Like Tintin and Franz Kafka, Japanese film-maker Takeshi Kitano has decided to take on America. And like those of his illustrious predecessors, Kitano's America is a mental construct: although the film was shot on location in Los Angeles, it's not a city many of us will recognise. It's a place of bland, sparsely furnished offices and hotel rooms, desolate concrete underpasses and the wasteland where suburbia meets the desert (come to think of it, it's utterly realistic). All good places to die or be killed in: which is mostly what happens in the film: repeatedly, with guns, in choreographic detail.

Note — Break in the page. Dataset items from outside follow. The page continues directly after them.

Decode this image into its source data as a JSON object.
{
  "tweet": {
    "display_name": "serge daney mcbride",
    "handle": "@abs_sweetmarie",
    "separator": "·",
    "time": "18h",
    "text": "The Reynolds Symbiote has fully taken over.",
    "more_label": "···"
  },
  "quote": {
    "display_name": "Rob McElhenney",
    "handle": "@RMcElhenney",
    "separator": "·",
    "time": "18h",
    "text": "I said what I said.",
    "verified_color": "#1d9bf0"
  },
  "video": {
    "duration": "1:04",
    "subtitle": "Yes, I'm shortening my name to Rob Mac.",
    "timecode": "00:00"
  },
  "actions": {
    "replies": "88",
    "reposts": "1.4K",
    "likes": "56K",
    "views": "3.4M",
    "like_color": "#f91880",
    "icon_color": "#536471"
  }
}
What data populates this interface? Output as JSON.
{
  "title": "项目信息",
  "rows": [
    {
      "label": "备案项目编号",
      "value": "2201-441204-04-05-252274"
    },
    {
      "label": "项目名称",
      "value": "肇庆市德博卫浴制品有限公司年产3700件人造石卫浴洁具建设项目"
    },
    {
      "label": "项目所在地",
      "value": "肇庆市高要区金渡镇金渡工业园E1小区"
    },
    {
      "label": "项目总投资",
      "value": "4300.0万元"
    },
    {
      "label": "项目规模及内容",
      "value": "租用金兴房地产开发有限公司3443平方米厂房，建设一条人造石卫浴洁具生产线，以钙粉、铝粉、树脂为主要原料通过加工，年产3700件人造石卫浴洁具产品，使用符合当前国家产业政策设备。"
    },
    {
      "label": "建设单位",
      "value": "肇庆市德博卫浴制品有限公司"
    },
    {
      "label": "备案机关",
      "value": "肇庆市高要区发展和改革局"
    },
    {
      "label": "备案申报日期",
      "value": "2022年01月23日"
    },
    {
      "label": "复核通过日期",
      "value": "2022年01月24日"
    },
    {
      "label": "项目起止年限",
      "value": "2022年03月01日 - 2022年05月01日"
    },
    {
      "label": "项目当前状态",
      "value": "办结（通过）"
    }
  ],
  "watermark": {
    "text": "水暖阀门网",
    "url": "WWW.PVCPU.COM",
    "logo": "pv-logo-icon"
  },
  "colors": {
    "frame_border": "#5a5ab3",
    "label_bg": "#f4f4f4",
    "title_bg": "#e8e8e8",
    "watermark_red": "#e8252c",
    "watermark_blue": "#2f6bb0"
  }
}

Kitano's best-known and best-distributed films in the West - Hana-Bi and Kikijuro - are tender and poetic, their little bittersweet illuminations encased in a slow-moving frame; though there is also an edge of menace in the impassive, unpredictable character played by Kitano himself. Brother belongs to another strand of his oeuvre - the hard-boiled yakuza (Japanese mafia) gangster movie. The story - and the camera - focuses on the Kitano character, Yamamoto, a yakuza godfather who is exiled to LA and, almost by chance, moves in on the drug and prostitution rackets with the help of an Afro-Japanese gang. As usual, Kitano's impassive, pock-marked, twitching face is the real draw; the whole film (not to mention the multifarious activities of Kitano's creative TV, literary and cinematic production unit, Office Kitano) revolves around this fixed point.
The result is a film that is not particularly pleasant to watch, and certainly not gripping in a textbook Hollywood way. Some of the English dialogue is laughable, both in the writing and the delivery (one is reminded of certain Italian films of the 1950s, where GI Joes talk like a Teach Yourself English book). And the constant, wearing brutality and blood will not be to everyone's taste; at Venice, reactions split along generational lines, with almost unanimous praise from those who remember little before Tarantino. The praise is mostly deserved: for all its problems of pace, dialogue and gore, Brother is a powerful film, whose effect lingers well beyond the final credits. But in many ways this is even less of a commercial film than Kikijuro; it will have definite cult appeal in the States (where it will be distributed by Sony Pictures Classics); but it's difficult to see Brother opening a huge new market for Kitano in the West.